Ivo Perelman and Rudi Mahall - Kindred Spirits (Leo, 2018) *****

By Sammy Stein

Ivo Perelman is a prolific free playing saxophone player. He has collaborated with too many musicians to mention but which include some jazz luminaries like Matthew Shipp, Peter Erskine, William Parker, Paul Bley, Billy Hart, and a host of others. He is tenacious and affable and his free playing, often switching up a register, is renown. When paired with other empathetic improvisers a complex and deeply satisfying interaction can happen.

Here, on 'Kindred Sprits' ( Leo records 2018) Perelman pairs with bass clarinet player Rudi Mahall and the result is something extraordinary. A 2 CD set, CD1 features 5 tracks, CD 2, 7 tracks listed simply by number. Track 1 features Mahall and Perelman in at times quite poetic interaction, each bouncing and reflecting the tempo and cadence set by the other, switching back and forth, the tenor commenting and the bass clarinet responding with uttered phrases and interjected sentences of music. The tone of the bass clarinet is sonorous, silky and laced with a touch of humour, reflected ably by Perelman's sax. One section feels like the two are engaged in musical hopscotch, each jumping into the brief pauses left by the other. This, as the opening track, sets the theme and standard of the rest that follow. Perelman's control at altissimo is superb. Track 2 sees the bass clarinet open with sax swiftly following , echoing at first, the rhythmic patterning of the clarinet but soon there are two melodic lines on the go, swooping towards, across and away from each other but returning to key and lines which cross and entwine. Absolutely charming. Perelman's joyful dance over the bass line of the clarinet is perfectly placed so as to enhance the lines which Mahall introduces. At one stage the sax gives a series of slurred notes over a tight rhythm of the clarinet which denotes the change and switch of the track into something a whole lot more than it was, with blisteringly fast passages from both.

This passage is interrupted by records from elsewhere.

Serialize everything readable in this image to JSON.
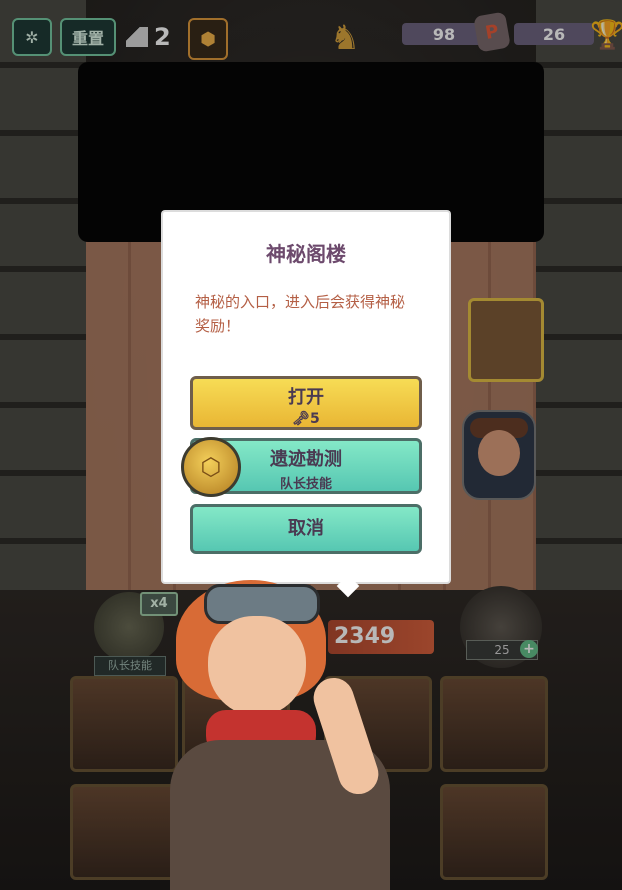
{
  "hud": {
    "reset_label": "重置",
    "floor_number": "2",
    "keys_count": "98",
    "trophies_count": "26",
    "badge_letter": "P"
  },
  "dialog": {
    "title": "神秘阁楼",
    "description": "神秘的入口，进入后会获得神秘奖励！",
    "open_label": "打开",
    "open_cost": "5",
    "survey_label": "遗迹勘测",
    "survey_sub": "队长技能",
    "cancel_label": "取消"
  },
  "bottom": {
    "skill_count": "x4",
    "skill_label": "队长技能",
    "hp_value": "2349",
    "torch_value": "25"
  },
  "colors": {
    "accent_green": "#56c7b2",
    "accent_yellow": "#e9b634",
    "title_purple": "#6d4a6d",
    "desc_orange": "#b45f45"
  },
  "icons": {
    "settings": "gear-icon",
    "stairs": "stairs-icon",
    "bag": "backpack-icon",
    "helmet": "helmet-icon",
    "trophy": "trophy-icon",
    "key": "key-icon",
    "coin": "coin-icon"
  }
}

Track 3 is opened with breathy, soft melody, which is offset by a slippery set of glissando explorations from first the sax, then the clarinet - or is it the other way around? At this point the musicians are trading commentary to such an extent it is difficult at times to pin point when one stops and the other starts, or when both are playing. It is hard to get across how well the improvisational element is felt here as each introduces changes, the other follows or not and there is a sense of true and complete immersion by one musician in the other's playing. Beautiful. Track 4 is of the same quality and vein, though it is defined by more series of fast, scorching blasts of fast-delivered changes and also a dynamic in the crescendo and diminuendo which add yet another texture but the essence of the sound changes is not attained by volume changes but intensity and the effect is not subtle. One section sees both screeching like banshees, Perelman stutting over a loose-reeded clarinet line creating a Brotzmann-esque sense of the bizarre yet perfectly acceptable. Track 5 is lyrical and melodic at times, interspersed with phrasing which could have been plucked from a film score - but only briefly. Song-like snippets flitting across the consciousness of the players, both, it seems simultaneously at times whilst at others, one leads, the other follows. There are some crazily beautiful and perfectly pitched disharmonies with 7ths and 3rds galore - not always form both and not always at the same time- across a small section which makes the ears prick up and the brain take note. This is decent music with hidden themes, fascinating under currents and superbly un thought-about delivery, which is the point - and it is beautiful.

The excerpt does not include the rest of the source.